15 de abril de 2011

Había sido un noche de fiesta. Los amigos ya estaban en la cama mientras el jetlag provocaba  desequilibrios en sus energías. El jetlag y Madrid, con sus mismas luces y colores, los reflejos repetidos de un hipnótico amarillo-naranja-rosa. Ese perderse en un murmullo espeso de desconocidos, pensando en la categoría moral de tomarse una copa sola en un bar. ¡Cuánto le apetecía! Y en el medio de esa duda estoica apareció el soldado desconocido dispuesto a convidarle un cigarro, justo en el momento en que había  desistido del esfuerzo de liárselos. Y, como ocurre la mayoría de las veces, resultó que el soldado era majo y tenía un amigo que estaba meando en el parking. Así es Malasaña, pensó Ana, con su típico momento en que decides quedarte un rato, al menos para acabar el cigarro y luego terminas a las risas con gente que acabas de conocer.

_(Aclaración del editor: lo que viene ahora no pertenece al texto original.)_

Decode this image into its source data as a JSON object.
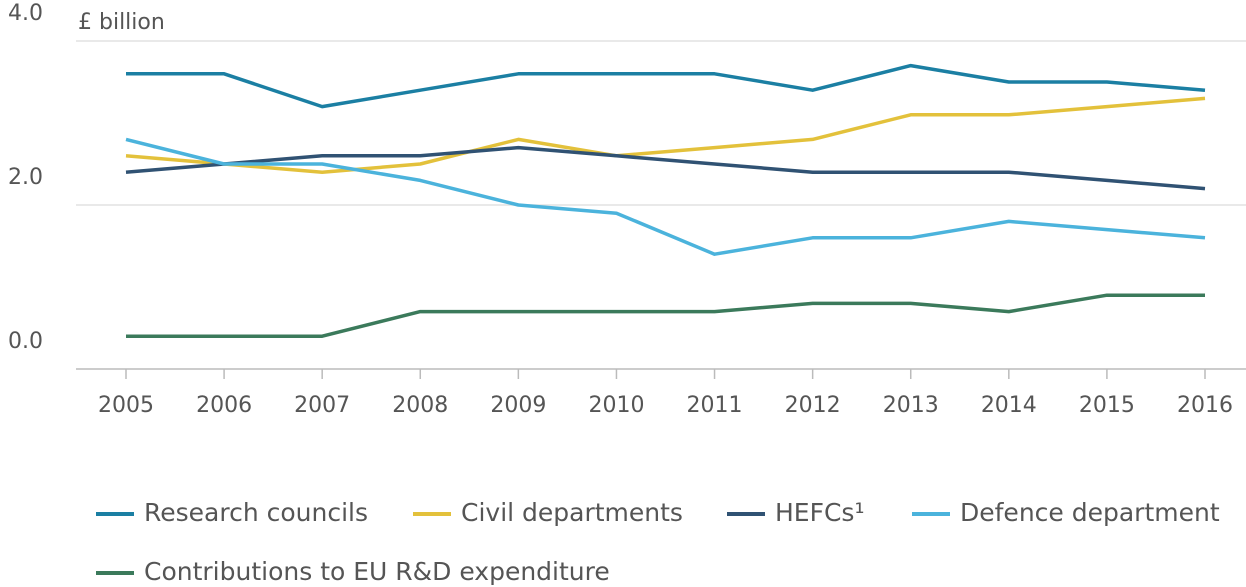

Pero, ¿y si en ese puzzle infinito que es Madrid se hubiera encontrado con Lucho? Llevaba casi medio año sin verlo, un tiempo oceánico de estaciones invertidas, de otoños y primaveras aferrados a los rojos de un malvón que nace y muere. De repente recordó a Oliveira buscando la silueta delgada de La Maga dibujada en el Pont des Arts. Porque Lucho también representaba la confusión y la torpeza, su araña Klee, su circo Miró. Entonces la asaltó el pensamiento de haberse ido y haber llegado al mismo tiempo. Porque aún se sentía atrapada en ese tiempo-chicle, de globo fácil, pero chiquito y desteñido. Porque si entonces hubiera aparecido Lucho con sus camisetas tres tallas más pequeñas, su chaqueta setentosa y sus pitillos rojos… ¿Y si entonces sus pies se cruzaban con sus tacones bailando un twist? Ana se sorprendió de lo bien que recordaba los pies de Lucho, la base del andamiaje en el que llevaba haciendo equilibrio de un tiempo a esta parte. Sus pies de verano en unas chanclas que una vez fueron blancas. Pies que entonces eran barcas navegando en el cemento de una plaza. Sus pies dando frenazos en una pista de baloncesto. Sus pies sacudiéndose en una fiesta, bajo un cielo de calcetines a rayas y zapatillas-todas-las-estrellas. Sus pies en patines, deslizándose en bellos espirales de torpeza. Sus patines de domingo con sol y de qué-ganas-de-que-me-compres-una-nube-de-azúcar. Esos que cuando se hicieran viejos ella quería usar como floreros. “Y es que en un 46 caben muchas flores”, pensó en voz alta.